I also managed to score my very own poster from the raffle that happened at about midnight.


So, a great big thank you to our organiser of all things NaNo-y, @notalwaysthere, and all the new friends I made who motivated me and kept me writing madly this month. It's been fun.

Thursday, November 21, 2013

The Hunger Games: Catching Fire.


I just saw Hunger Games: Catching Fire last night. It was my favourite of all three books so, as you can imagine, I was incredibly excited to see it.

There we were, sitting there, eating popcorn and waiting for the movie to start when the most exciting thing happened.

"See the story in a way the movie doesn't show: From inside her head."

The movie ads before the movie proper were encouraging viewers to read the books after the movie..

Hot damn, I don't know who was in charge of that marketing campaign (I also don't know why this hasn't been implemented from the start of Harry Potter) but I want to see more of these guys' work!

Sunday, November 17, 2013

Widening the Scope Pt. 1: The Strength in Our Characters.

"The problem with strong women is..."

There isn't one. Obviously.

And yet, isn't it strange that this keeps on being something that people ask? Why do people write such strong female characters. You don't hear a lot of people wandering around asking themselves why do people write strong men. Or just... strong "characters".

I can't even believe that it was seven years ago that Joss Whedon got up to accept an award from Equality Now (but YouTube assures me it is so) wherein he made one of his most famous, and one of my favourite, speeches on why he keeps on writing strong women characters.

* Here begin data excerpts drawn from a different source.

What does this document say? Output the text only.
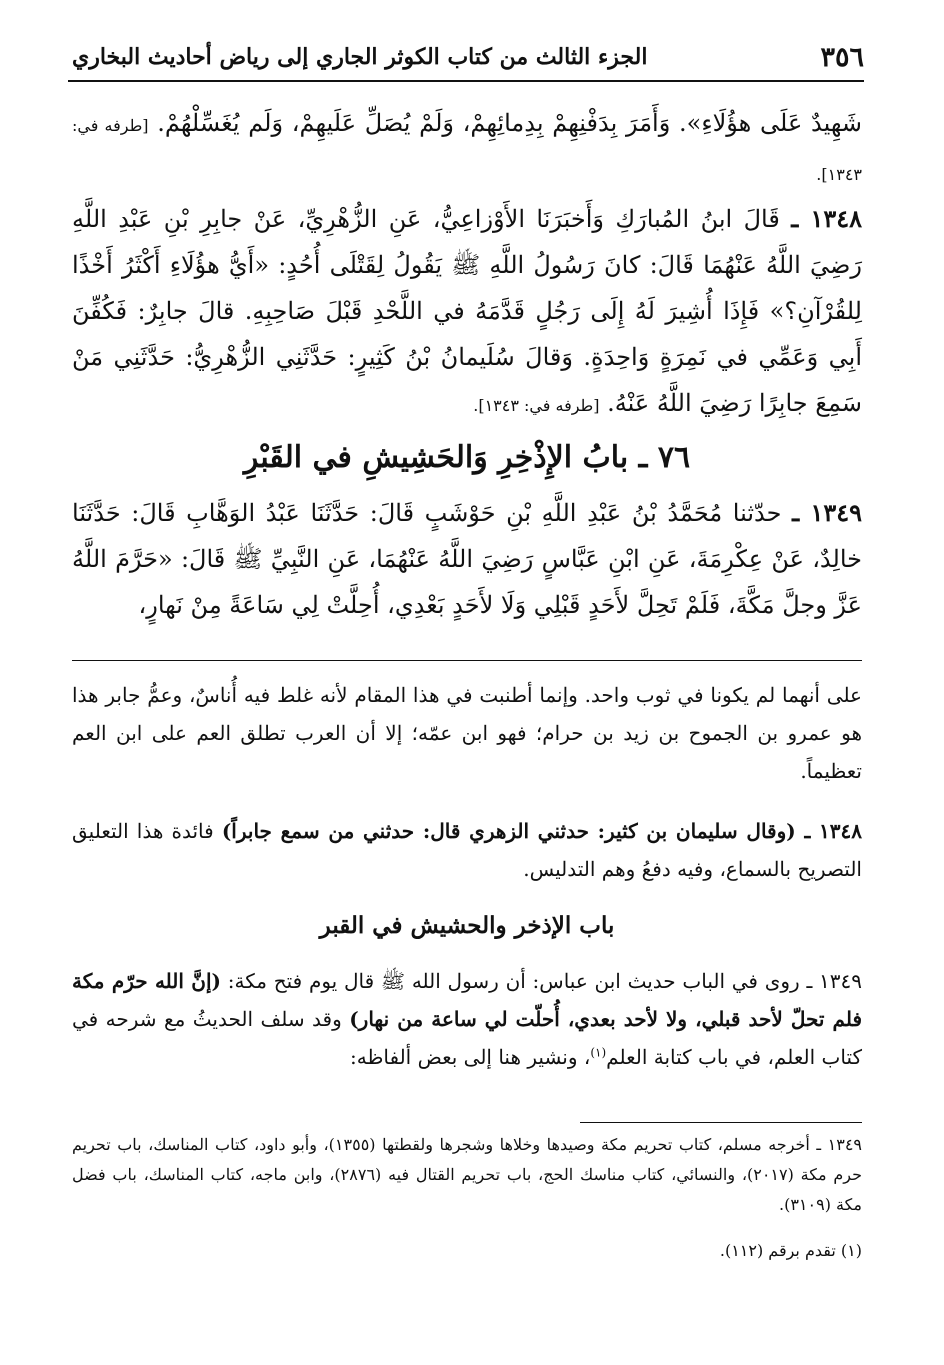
٣٥٦
الجزء الثالث من كتاب الكوثر الجاري إلى رياض أحاديث البخاري
شَهِيدٌ عَلَى هؤُلَاءِ». وَأَمَرَ بِدَفْنِهِمْ بِدِمائِهِمْ، وَلَمْ يُصَلِّ عَلَيهِمْ، وَلَم يُغَسِّلْهُمْ. [طرفه في: ١٣٤٣].
١٣٤٨ ـ قَالَ ابنُ المُبارَكِ وَأَخبَرَنَا الأَوْزاعِيُّ، عَنِ الزُّهْرِيِّ، عَنْ جابِرِ بْنِ عَبْدِ اللَّهِ رَضِيَ اللَّهُ عَنْهُمَا قَالَ: كانَ رَسُولُ اللَّهِ ﷺ يَقُولُ لِقَتْلَى أُحُدٍ: «أَيُّ هؤُلَاءِ أَكْثَرُ أَخْذًا لِلقُرْآنِ؟» فَإِذَا أُشِيرَ لَهُ إِلَى رَجُلٍ قَدَّمَهُ في اللَّحْدِ قَبْلَ صَاحِبِهِ. قالَ جابِرٌ: فَكُفِّنَ أَبِي وَعَمِّي في نَمِرَةٍ وَاحِدَةٍ. وَقالَ سُلَيمانُ بْنُ كَثِيرٍ: حَدَّثَنِي الزُّهْرِيُّ: حَدَّثَنِي مَنْ سَمِعَ جابِرًا رَضِيَ اللَّهُ عَنْهُ. [طرفه في: ١٣٤٣].
٧٦ ـ بابُ الإِذْخِرِ وَالحَشِيشِ في القَبْرِ
١٣٤٩ ـ حدّثنا مُحَمَّدُ بْنُ عَبْدِ اللَّهِ بْنِ حَوْشَبٍ قَالَ: حَدَّثَنَا عَبْدُ الوَهَّابِ قَالَ: حَدَّثَنَا خالِدٌ، عَنْ عِكْرِمَةَ، عَنِ ابْنِ عَبَّاسٍ رَضِيَ اللَّهُ عَنْهُمَا، عَنِ النَّبِيِّ ﷺ قَالَ: «حَرَّمَ اللَّهُ عَزَّ وجلَّ مَكَّةَ، فَلَمْ تَحِلَّ لأَحَدٍ قَبْلِي وَلَا لأَحَدٍ بَعْدِي، أُحِلَّتْ لِي سَاعَةً مِنْ نَهارٍ،
على أنهما لم يكونا في ثوب واحد. وإنما أطنبت في هذا المقام لأنه غلط فيه أُناسٌ، وعمُّ جابر هذا هو عمرو بن الجموح بن زيد بن حرام؛ فهو ابن عمّه؛ إلا أن العرب تطلق العم على ابن العم تعظيماً.
١٣٤٨ ـ (وقال سليمان بن كثير: حدثني الزهري قال: حدثني من سمع جابراً) فائدة هذا التعليق التصريح بالسماع، وفيه دفعُ وهم التدليس.
باب الإذخر والحشيش في القبر
١٣٤٩ ـ روى في الباب حديث ابن عباس: أن رسول الله ﷺ قال يوم فتح مكة: (إنَّ الله حرّم مكة فلم تحلّ لأحد قبلي، ولا لأحد بعدي، أُحلّت لي ساعة من نهار) وقد سلف الحديثُ مع شرحه في كتاب العلم، في باب كتابة العلم$^{(١)}$، ونشير هنا إلى بعض ألفاظه:
١٣٤٩ ـ أخرجه مسلم، كتاب تحريم مكة وصيدها وخلاها وشجرها ولقطتها (١٣٥٥)، وأبو داود، كتاب المناسك، باب تحريم حرم مكة (٢٠١٧)، والنسائي، كتاب مناسك الحج، باب تحريم القتال فيه (٢٨٧٦)، وابن ماجه، كتاب المناسك، باب فضل مكة (٣١٠٩).
(١) تقدم برقم (١١٢).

(You have to skip to about 2 minutes in to get to Joss' appearance.)

It's still a subject that's raised today. From online polls on the "Best Strong Female Fantasy Novels" to writer's panels in the Melbourne Writer's Festival that analyse the same subject. It's pervasive. 

I was going to write up a blog post that listed my favourite books with strong women from the titles I have read this year, but I decided... no. Instead, I want to dedicate a quick post on the top bunch of novels I've read recently with strong characters of both genders.

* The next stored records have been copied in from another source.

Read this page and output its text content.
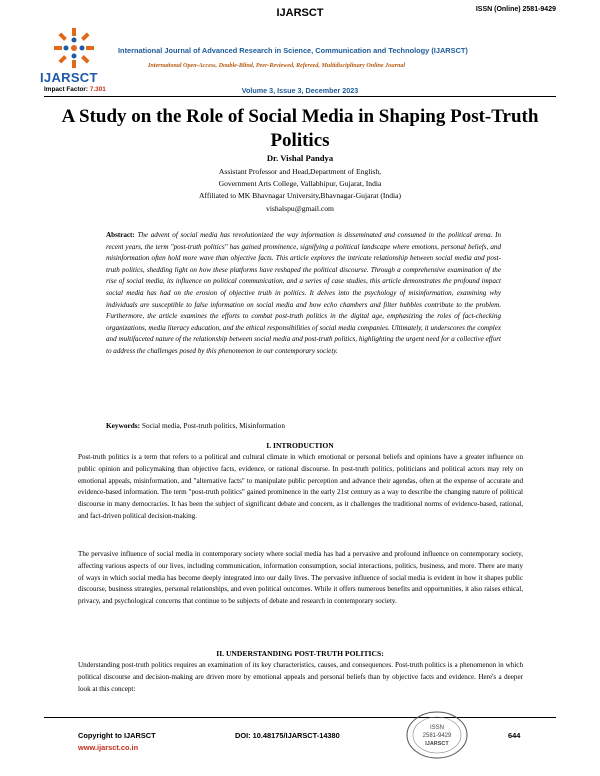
IJARSCT	ISSN (Online) 2581-9429
IJARSCT
International Journal of Advanced Research in Science, Communication and Technology (IJARSCT)
International Open-Access, Double-Blind, Peer-Reviewed, Refereed, Multidisciplinary Online Journal
Impact Factor: 7.301	Volume 3, Issue 3, December 2023
A Study on the Role of Social Media in Shaping Post-Truth Politics
Dr. Vishal Pandya
Assistant Professor and Head,Department of English,
Government Arts College, Vallabhipur, Gujarat, India
Affiliated to MK Bhavnagar University,Bhavnagar-Gujarat (India)
vishalspu@gmail.com
Abstract: The advent of social media has revolutionized the way information is disseminated and consumed in the political arena. In recent years, the term "post-truth politics" has gained prominence, signifying a political landscape where emotions, personal beliefs, and misinformation often hold more wave than objective facts. This article explores the intricate relationship between social media and post-truth politics, shedding light on how these platforms have reshaped the political discourse. Through a comprehensive examination of the rise of social media, its influence on political communication, and a series of case studies, this article demonstrates the profound impact social media has had on the erosion of objective truth in politics. It delves into the psychology of misinformation, examining why individuals are susceptible to false information on social media and how echo chambers and filter bubbles contribute to the problem. Furthermore, the article examines the efforts to combat post-truth politics in the digital age, emphasizing the roles of fact-checking organizations, media literacy education, and the ethical responsibilities of social media companies. Ultimately, it underscores the complex and multifaceted nature of the relationship between social media and post-truth politics, highlighting the urgent need for a collective effort to address the challenges posed by this phenomenon in our contemporary society.
Keywords: Social media, Post-truth politics, Misinformation
I. INTRODUCTION
Post-truth politics is a term that refers to a political and cultural climate in which emotional or personal beliefs and opinions have a greater influence on public opinion and policymaking than objective facts, evidence, or rational discourse. In post-truth politics, politicians and political actors may rely on emotional appeals, misinformation, and "alternative facts" to manipulate public perception and advance their agendas, often at the expense of accurate and evidence-based information. The term "post-truth politics" gained prominence in the early 21st century as a way to describe the changing nature of political discourse in many democracies. It has been the subject of significant debate and concern, as it challenges the traditional norms of evidence-based, rational, and fact-driven political decision-making.
The pervasive influence of social media in contemporary society where social media has had a pervasive and profound influence on contemporary society, affecting various aspects of our lives, including communication, information consumption, social interactions, politics, business, and more. There are many of ways in which social media has become deeply integrated into our daily lives. The pervasive influence of social media is evident in how it shapes public discourse, business strategies, personal relationships, and even political outcomes. While it offers numerous benefits and opportunities, it also raises ethical, privacy, and psychological concerns that continue to be subjects of debate and research in contemporary society.
II. UNDERSTANDING POST-TRUTH POLITICS:
Understanding post-truth politics requires an examination of its key characteristics, causes, and consequences. Post-truth politics is a phenomenon in which political discourse and decision-making are driven more by emotional appeals and personal beliefs than by objective facts and evidence. Here's a deeper look at this concept:
Copyright to IJARSCT
www.ijarsct.co.in
DOI: 10.48175/IJARSCT-14380
ISSN
2581-9429
IJARSCT
644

Strength comes in a lot of different forms. Physical strength, of course, is often given over to men, but there are a couple of books I would like to point out where mental aptitude is shown to be as important. 

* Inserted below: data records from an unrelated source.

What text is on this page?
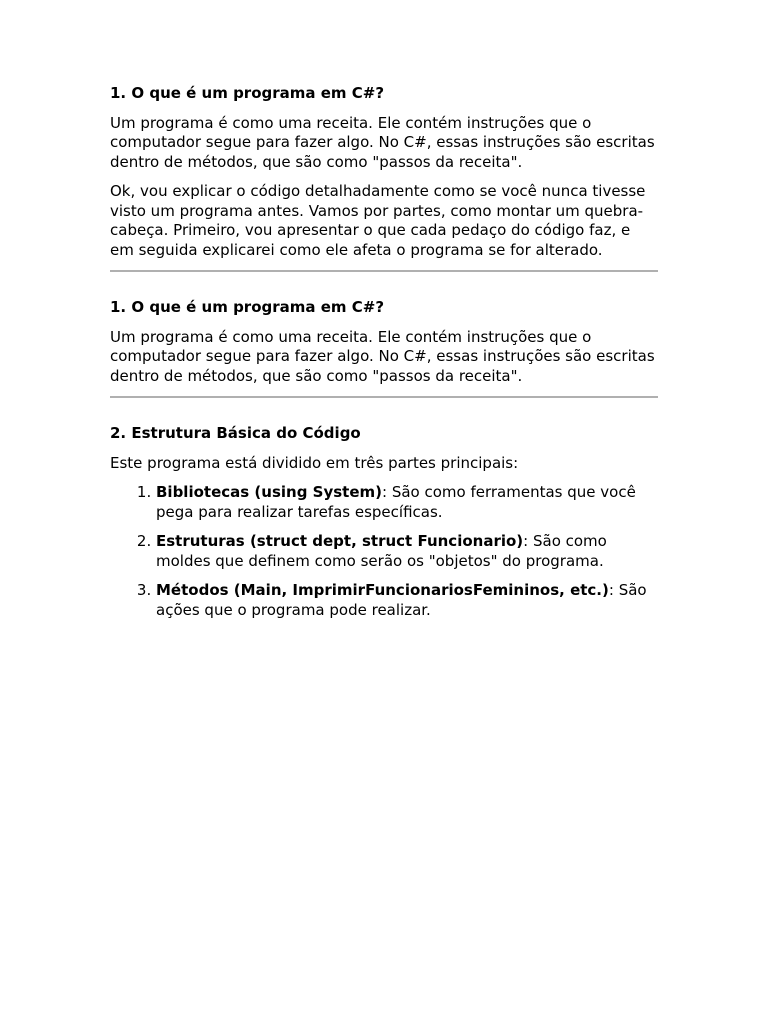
1. O que é um programa em C#?

Um programa é como uma receita. Ele contém instruções que o computador segue para fazer algo. No C#, essas instruções são escritas dentro de métodos, que são como "passos da receita".

Ok, vou explicar o código detalhadamente como se você nunca tivesse visto um programa antes. Vamos por partes, como montar um quebra-cabeça. Primeiro, vou apresentar o que cada pedaço do código faz, e em seguida explicarei como ele afeta o programa se for alterado.

1. O que é um programa em C#?

Um programa é como uma receita. Ele contém instruções que o computador segue para fazer algo. No C#, essas instruções são escritas dentro de métodos, que são como "passos da receita".

2. Estrutura Básica do Código

Este programa está dividido em três partes principais:

1. Bibliotecas (using System): São como ferramentas que você pega para realizar tarefas específicas.
2. Estruturas (struct dept, struct Funcionario): São como moldes que definem como serão os "objetos" do programa.
3. Métodos (Main, ImprimirFuncionariosFemininos, etc.): São ações que o programa pode realizar.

In these three novels, we see characters Harry Dresden, Atticus O'Sullivan and Emma Brannon tested with magical skills and mental fortitude that often taxes them. These are the heroes of fantasy novels, the good that fights against evil. 

But not all novels are fantasy. 

Both main characters in The Fault in Our Stars show remarkable strengths of characters against the hands that were dealt to them. Both dealing with cancer and also dealing with a loved one who has cancer, these characters are strong, often humorous and continually in search of their dreams. 

I read the conclusion to Cassandra Clare's Infernal Devices a couple of months ago and what struck me and stayed with me was the strength of integrity and love that the two main male characters of this series showed not only towards the female love interest, but to each other. A lot of the time, women in teen fiction get slammed for their doe eyed responses to the men in their lives, but what I think made the love triangle in these novels so compelling was the fact that Jem and Will loved each other. They had a pre-existing bond that they would not lightly place anyone else above, for all that they came to esteem and love Tessa highly.